Rajoy ha demostrado de nuevo su carácter reaccionario y su estupidez con su artículo en el que descalificaba la Francesidad (Francité) de los componentes de la selección francesa. Una estupidez no solamente por su rechazo a la evidente multiculturalidad francesa sino por su inoportunidad política. La reacción crítica de la ultraderecha francesa y española no debería entenderse solamente como oportunismo político, sino como parte de una estrategia que pone el acento no en los rasgos étnico-culturales de las poblaciones migrantes (aunque de forma implícita estén presentes), sino en su nivel y características socio-económicas.

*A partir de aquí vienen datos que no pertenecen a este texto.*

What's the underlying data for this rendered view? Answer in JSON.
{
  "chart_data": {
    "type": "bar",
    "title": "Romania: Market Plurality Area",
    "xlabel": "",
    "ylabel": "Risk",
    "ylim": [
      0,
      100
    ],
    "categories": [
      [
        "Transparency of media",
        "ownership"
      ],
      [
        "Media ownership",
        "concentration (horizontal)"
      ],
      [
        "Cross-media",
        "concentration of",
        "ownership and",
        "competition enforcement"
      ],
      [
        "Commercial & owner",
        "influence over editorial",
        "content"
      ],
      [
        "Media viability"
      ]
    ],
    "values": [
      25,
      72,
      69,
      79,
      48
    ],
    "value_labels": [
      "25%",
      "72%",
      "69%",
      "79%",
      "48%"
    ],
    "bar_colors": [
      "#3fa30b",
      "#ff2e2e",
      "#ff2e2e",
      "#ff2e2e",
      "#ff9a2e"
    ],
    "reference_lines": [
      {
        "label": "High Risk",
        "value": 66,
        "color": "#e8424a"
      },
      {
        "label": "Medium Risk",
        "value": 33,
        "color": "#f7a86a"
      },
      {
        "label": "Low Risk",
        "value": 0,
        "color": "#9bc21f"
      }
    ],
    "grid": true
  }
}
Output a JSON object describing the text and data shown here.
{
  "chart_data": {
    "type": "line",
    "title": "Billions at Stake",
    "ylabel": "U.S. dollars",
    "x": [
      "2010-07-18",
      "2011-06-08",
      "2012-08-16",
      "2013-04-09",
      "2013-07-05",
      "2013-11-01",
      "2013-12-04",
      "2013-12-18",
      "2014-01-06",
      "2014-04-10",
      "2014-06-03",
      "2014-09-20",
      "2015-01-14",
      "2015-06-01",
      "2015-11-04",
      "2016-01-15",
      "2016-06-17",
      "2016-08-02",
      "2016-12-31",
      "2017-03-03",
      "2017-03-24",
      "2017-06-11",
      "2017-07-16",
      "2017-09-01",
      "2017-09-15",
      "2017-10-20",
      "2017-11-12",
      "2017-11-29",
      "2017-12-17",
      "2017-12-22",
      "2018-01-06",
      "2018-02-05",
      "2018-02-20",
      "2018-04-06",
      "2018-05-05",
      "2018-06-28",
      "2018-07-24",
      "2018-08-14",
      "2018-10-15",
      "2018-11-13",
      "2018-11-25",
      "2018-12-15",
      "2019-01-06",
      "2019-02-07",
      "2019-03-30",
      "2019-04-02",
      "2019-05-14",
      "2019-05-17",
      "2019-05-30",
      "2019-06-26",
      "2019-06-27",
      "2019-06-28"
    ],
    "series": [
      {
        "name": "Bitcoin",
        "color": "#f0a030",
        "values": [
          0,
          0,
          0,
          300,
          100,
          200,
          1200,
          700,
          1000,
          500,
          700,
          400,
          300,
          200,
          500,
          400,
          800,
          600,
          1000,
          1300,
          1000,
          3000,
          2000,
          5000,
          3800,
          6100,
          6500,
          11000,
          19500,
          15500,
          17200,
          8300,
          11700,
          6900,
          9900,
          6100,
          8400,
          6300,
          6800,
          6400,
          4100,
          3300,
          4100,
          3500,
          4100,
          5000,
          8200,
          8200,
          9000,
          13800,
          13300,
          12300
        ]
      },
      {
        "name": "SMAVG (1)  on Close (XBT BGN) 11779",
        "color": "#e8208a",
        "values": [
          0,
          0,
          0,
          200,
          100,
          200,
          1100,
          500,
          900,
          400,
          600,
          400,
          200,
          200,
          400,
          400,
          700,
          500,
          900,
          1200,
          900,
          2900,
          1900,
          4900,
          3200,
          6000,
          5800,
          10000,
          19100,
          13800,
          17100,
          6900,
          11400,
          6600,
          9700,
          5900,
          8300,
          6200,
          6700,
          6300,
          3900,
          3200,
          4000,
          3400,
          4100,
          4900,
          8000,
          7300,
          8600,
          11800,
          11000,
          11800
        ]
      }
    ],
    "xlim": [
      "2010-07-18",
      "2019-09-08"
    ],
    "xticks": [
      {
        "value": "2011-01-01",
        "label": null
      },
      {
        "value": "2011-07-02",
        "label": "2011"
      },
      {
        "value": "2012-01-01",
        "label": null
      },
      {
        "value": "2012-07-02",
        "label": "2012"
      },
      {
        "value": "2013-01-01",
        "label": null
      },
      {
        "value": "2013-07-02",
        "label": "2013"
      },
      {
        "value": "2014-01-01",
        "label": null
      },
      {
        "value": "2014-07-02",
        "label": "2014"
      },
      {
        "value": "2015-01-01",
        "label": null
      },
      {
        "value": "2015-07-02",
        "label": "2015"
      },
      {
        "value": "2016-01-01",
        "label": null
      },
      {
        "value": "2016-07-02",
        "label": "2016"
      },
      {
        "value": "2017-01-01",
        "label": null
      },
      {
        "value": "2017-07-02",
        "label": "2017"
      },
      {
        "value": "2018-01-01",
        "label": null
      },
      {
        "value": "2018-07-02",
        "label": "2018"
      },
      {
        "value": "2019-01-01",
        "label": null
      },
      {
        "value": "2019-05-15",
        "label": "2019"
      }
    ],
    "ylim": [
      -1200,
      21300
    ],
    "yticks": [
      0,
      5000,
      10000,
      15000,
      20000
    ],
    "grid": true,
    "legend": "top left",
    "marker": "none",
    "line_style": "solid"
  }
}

Pero también el episodio sirve para poner de manifiesto la torpeza intelectual de antirracismo “moralista”, que simplifica el fenómeno migratorio y sus implicaciones. Precisamente han alardeado de la multiculturalidad de las selecciones de los países desarrollados, como ejemplo de lo positivo de la inmigración. No me parece que la presencia desproporcionadamente alta en el ámbito deportivo de personas de las minorías culturales, sea expresión de una integración "sana" de estas. Mas bien al contrario, lo lógico es que su porcentaje se situara en torno al que tienen en el conjunto del país, con correcciones relacionadas con la edad media por ejemplo.
Incluyo dos fotografías una es la selección francesa, otra el comité organizador de un congreso médico en Paris (nota). El contraste llama la atención y la sobre representación de la minorías en deportes es un dato más de su marginación y del fracaso de la integración de las poblaciones migrantes, no un dato a glorificar.
Nota. En algunos países en determinadas profesiones de nivel elevado encontramos una presencia considerable de personas provenientes del Sur Global, por ejemplo médicos en el Reino Unido y los EE.UU. Eso no es un reflejo de la integración de minorías sino un “extractivismo de talento” que hace que las personas más calificadas “migren” y con ello debiliten el progreso de sus países. Un fenómeno de los procesos migratorios que vivimos.